Member of the Georgia State Senate from the 38th district
- In office January 14, 1963 – January 1975
- Succeeded by: Horace Tate

Personal details
- Born: July 28, 1928 Atlanta, Georgia, U.S.
- Died: October 24, 2019 (aged 91) Atlanta, Georgia, U.S.
- Spouse: Cleopatra Whittington
- Children: 1
- Alma mater: Morehouse College Clark Atlanta University
- Occupation: Teacher, lawyer

= Leroy R. Johnson =

American politician (1928–2019)

Leroy Reginald Johnson (July 28, 1928 – October 24, 2019) was an American politician who served in the Georgia State Senate from 1963 to 1975 after winning a seat in the 1962 Georgia General Assembly election. He was the first black state senator to be elected to the legislature in more than fifty years, since William H. Rogers in 1907, and the first to be elected to the Senate since 1874.

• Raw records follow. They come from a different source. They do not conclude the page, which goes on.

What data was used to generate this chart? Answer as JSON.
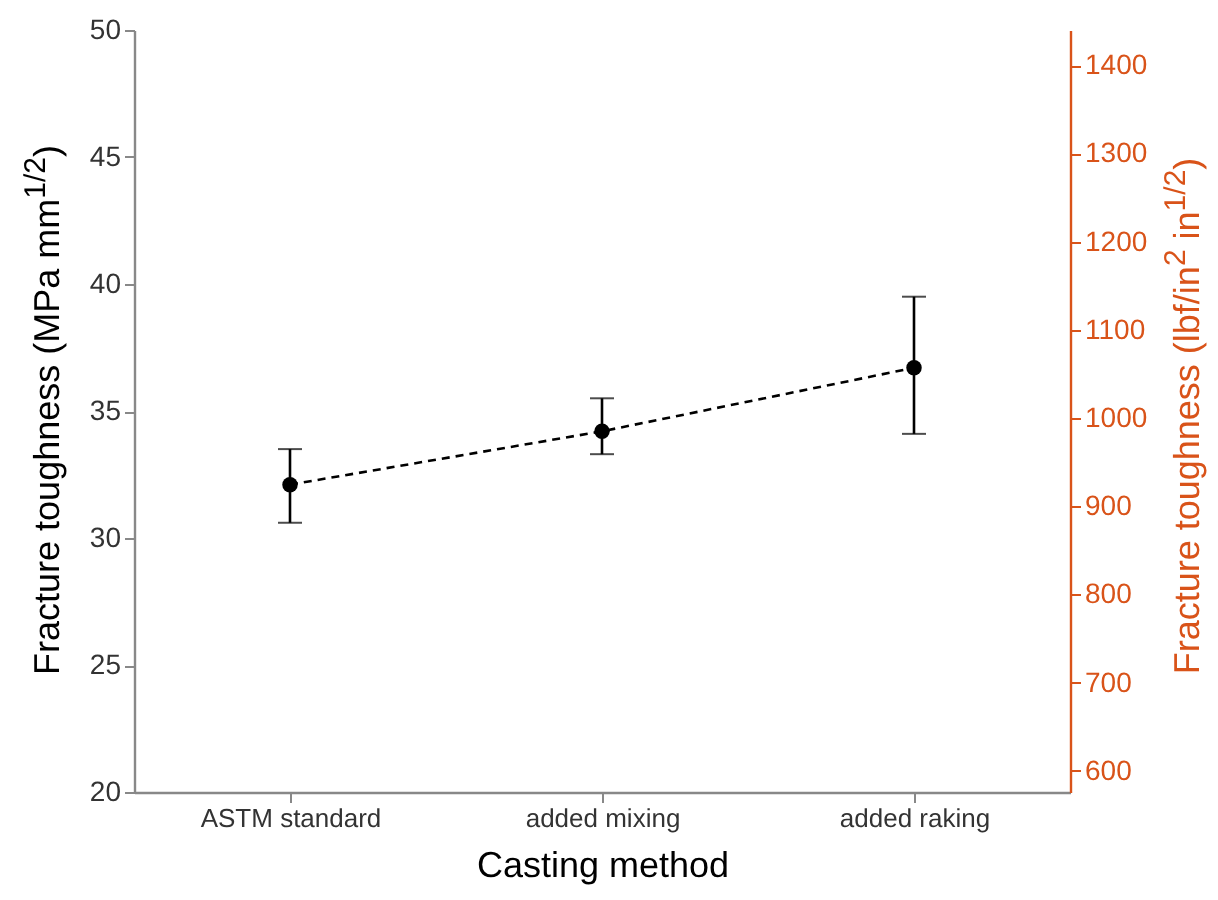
{
  "chart_data": {
    "type": "line",
    "xlabel": "Casting method",
    "ylabel": "Fracture toughness (MPa mm$^{1/2}$)",
    "y2label": "Fracture toughness (lbf/in$^{2}$ in$^{1/2}$)",
    "categories": [
      "ASTM standard",
      "added mixing",
      "added raking"
    ],
    "series": [
      {
        "color": "#000000",
        "values": [
          32.1,
          34.2,
          36.7
        ],
        "errors": [
          [
            30.6,
            33.5
          ],
          [
            33.3,
            35.5
          ],
          [
            34.1,
            39.5
          ]
        ]
      }
    ],
    "ylim": [
      20,
      50
    ],
    "yticks": [
      20,
      25,
      30,
      35,
      40,
      45,
      50
    ],
    "y2lim": [
      576,
      1440
    ],
    "y2ticks": [
      600,
      700,
      800,
      900,
      1000,
      1100,
      1200,
      1300,
      1400
    ],
    "marker": "circle",
    "line_style": "dashed"
  }
}
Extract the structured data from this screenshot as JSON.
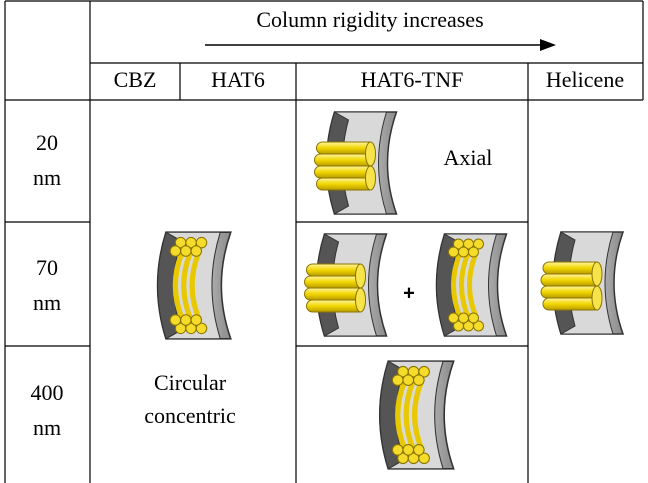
{
  "header": {
    "title": "Column rigidity increases",
    "columns": [
      "CBZ",
      "HAT6",
      "HAT6-TNF",
      "Helicene"
    ]
  },
  "rows": [
    {
      "size": [
        "20",
        "nm"
      ]
    },
    {
      "size": [
        "70",
        "nm"
      ]
    },
    {
      "size": [
        "400",
        "nm"
      ]
    }
  ],
  "labels": {
    "axial": "Axial",
    "plus": "+",
    "circular": [
      "Circular",
      "concentric"
    ]
  }
}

He served District 38 in Fulton County and Atlanta, a predominantly black senate district created after the elimination of the county-unit system that same year.

Before his term as senator, Johnson was an attorney where he played a role in Atlanta's civil rights movement of the 1960s. The first African American to be hired by the Fulton County Solicitor General's Office (now the Fulton County District Attorney's Office), Johnson served as a Criminal Investigator for the office from 1957 to 1962.

A year into his tenure as state senator, Johnson was appointed by President Lyndon B. Johnson as a Special Ambassador to Zanzibar, joining the U.S. delegation to the country's independence ceremonies in 1963. He represented Muhammad Ali in successfully regaining Ali's boxing license for the 1970 fight against Jerry Quarry in Atlanta, and negotiated with Governor Lester Maddox to secure the fight.

He was later a candidate in the 1973 Atlanta mayoral election but received few votes, despite being familiar to voters and having an endorsement from The Atlanta Constitution. The position went instead to Maynard Jackson who in turn became Atlanta's first African American mayor.

In 2017, the State Bar of Georgia awarded its highest recognition, The Lifetime Achievement Award, to Johnson during a special ceremony held in February. Johnson died on October 24, 2019, at the age of 91.